Sophomore, College of Science and Health
Major: Health Sciences (Concentration in Bioscience)
Minors: Applied Psychology, Bioethics and Society
Certificate: Global Fluency
Honors Course: HON 201: States, Markets, and Societies
Faculty: William Denton, Department of Political Science
Abstract: In his paper “To Be or Not To Be? Neutrality is the Question”, Zach investigates the inception, significance, controversy, and history of the largest humanitarian medical organization in the world: Doctors w/o Borders, or more globally known as MSF. Beginning his process with their history, the project provides a very detailed exploration of the entire journey of MSF, from its humble beginnings as a grassroots community to the center stage of the world’s NGOs.

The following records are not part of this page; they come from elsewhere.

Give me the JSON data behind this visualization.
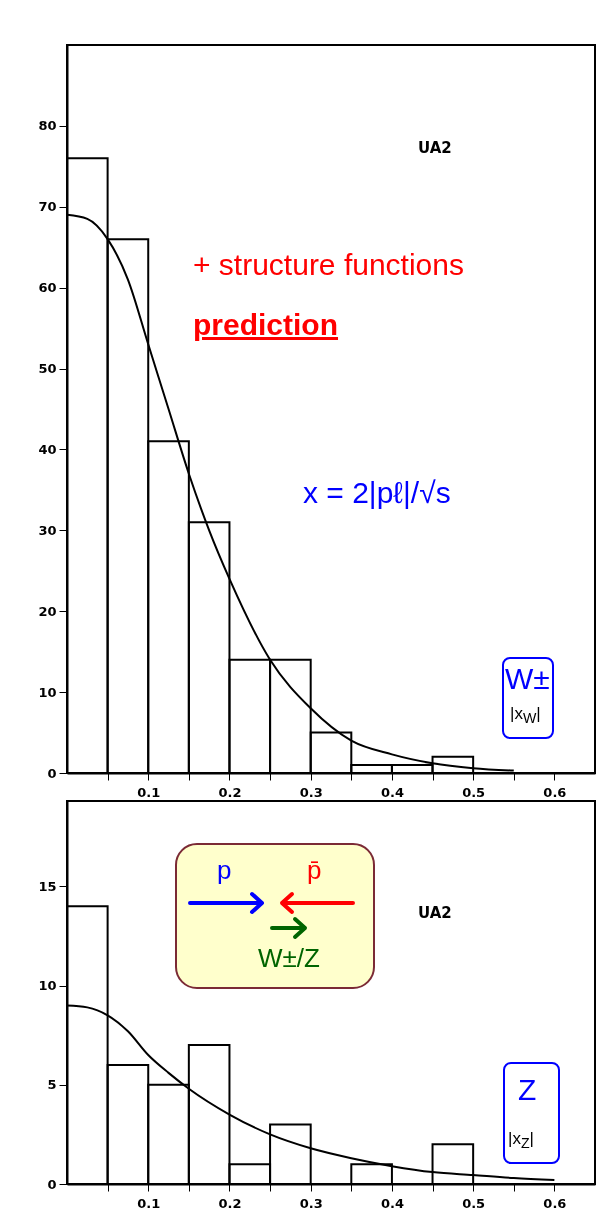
{
  "chart_data": [
    {
      "type": "histogram",
      "xlim": [
        0,
        0.65
      ],
      "ylim": [
        0,
        90
      ],
      "grid": false,
      "xticks": [
        {
          "value": 0.05,
          "label": null
        },
        0.1,
        {
          "value": 0.15,
          "label": null
        },
        0.2,
        {
          "value": 0.25,
          "label": null
        },
        0.3,
        {
          "value": 0.35,
          "label": null
        },
        0.4,
        {
          "value": 0.45,
          "label": null
        },
        0.5,
        {
          "value": 0.55,
          "label": null
        },
        0.6
      ],
      "yticks": [
        0,
        10,
        20,
        30,
        40,
        50,
        60,
        70,
        80
      ],
      "annotations": [
        "UA2",
        "+ structure functions",
        "prediction",
        "x = 2|pℓ|/√s",
        "W±",
        "|x$_{W}$|"
      ],
      "series": [
        {
          "color": "#000000",
          "bins": [
            0,
            0.05,
            0.1,
            0.15,
            0.2,
            0.25,
            0.3,
            0.35,
            0.4,
            0.45,
            0.5
          ],
          "values": [
            76,
            66,
            41,
            31,
            14,
            14,
            5,
            1,
            1,
            2
          ]
        },
        {
          "type": "line",
          "color": "#000000",
          "x": [
            0,
            0.025,
            0.05,
            0.075,
            0.1,
            0.125,
            0.15,
            0.175,
            0.2,
            0.25,
            0.3,
            0.35,
            0.4,
            0.45,
            0.5,
            0.55
          ],
          "values": [
            69,
            68.5,
            66,
            61,
            53,
            45,
            37,
            30,
            24,
            14,
            8,
            4,
            2.3,
            1.2,
            0.6,
            0.3
          ]
        }
      ]
    },
    {
      "type": "histogram",
      "xlim": [
        0,
        0.65
      ],
      "ylim": [
        0,
        19.3
      ],
      "grid": false,
      "xticks": [
        {
          "value": 0.05,
          "label": null
        },
        0.1,
        {
          "value": 0.15,
          "label": null
        },
        0.2,
        {
          "value": 0.25,
          "label": null
        },
        0.3,
        {
          "value": 0.35,
          "label": null
        },
        0.4,
        {
          "value": 0.45,
          "label": null
        },
        0.5,
        {
          "value": 0.55,
          "label": null
        },
        0.6
      ],
      "yticks": [
        0,
        5,
        10,
        15
      ],
      "annotations": [
        "UA2",
        "p",
        "p̄",
        "W±/Z",
        "Z",
        "|x$_{Z}$|"
      ],
      "series": [
        {
          "color": "#000000",
          "bins": [
            0,
            0.05,
            0.1,
            0.15,
            0.2,
            0.25,
            0.3,
            0.35,
            0.4,
            0.45,
            0.5,
            0.55,
            0.6
          ],
          "values": [
            14,
            6,
            5,
            7,
            1,
            3,
            0,
            1,
            0,
            2,
            0,
            0
          ]
        },
        {
          "type": "line",
          "color": "#000000",
          "x": [
            0,
            0.025,
            0.05,
            0.075,
            0.1,
            0.125,
            0.15,
            0.2,
            0.25,
            0.3,
            0.35,
            0.4,
            0.45,
            0.5,
            0.55,
            0.6
          ],
          "values": [
            9,
            8.9,
            8.5,
            7.7,
            6.5,
            5.6,
            4.8,
            3.5,
            2.5,
            1.8,
            1.3,
            0.9,
            0.6,
            0.45,
            0.3,
            0.2
          ]
        }
      ]
    }
  ]
}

As an organization which serves countless peoples, groups, and cultures around the world, MSF has been at the forefront of horrific wars, crimes against humanity, famine, environmental disaster, and much more. Despite their great contributions, the ever-globalizing world has placed MSF in the bullseye of controversy, a matter which has threatened MSF’s core strengths: independence, freedom, and neutrality. It is Zach’s great fear that MSF and organizations like it are being forcibly withdrawn from their policy of neutrality; a move which would claim the death of humanitarianism as we know it. In this paper, he reaches the conclusion that MSF is utterly critical for unbiased, untethered protection from the world’s crises. Organizations with such outreach, actionable neutrality, and ability to push through the most demanding of struggles, merit immense support from the world, and even deserve chartership as an independent beneficiary of the United Nations.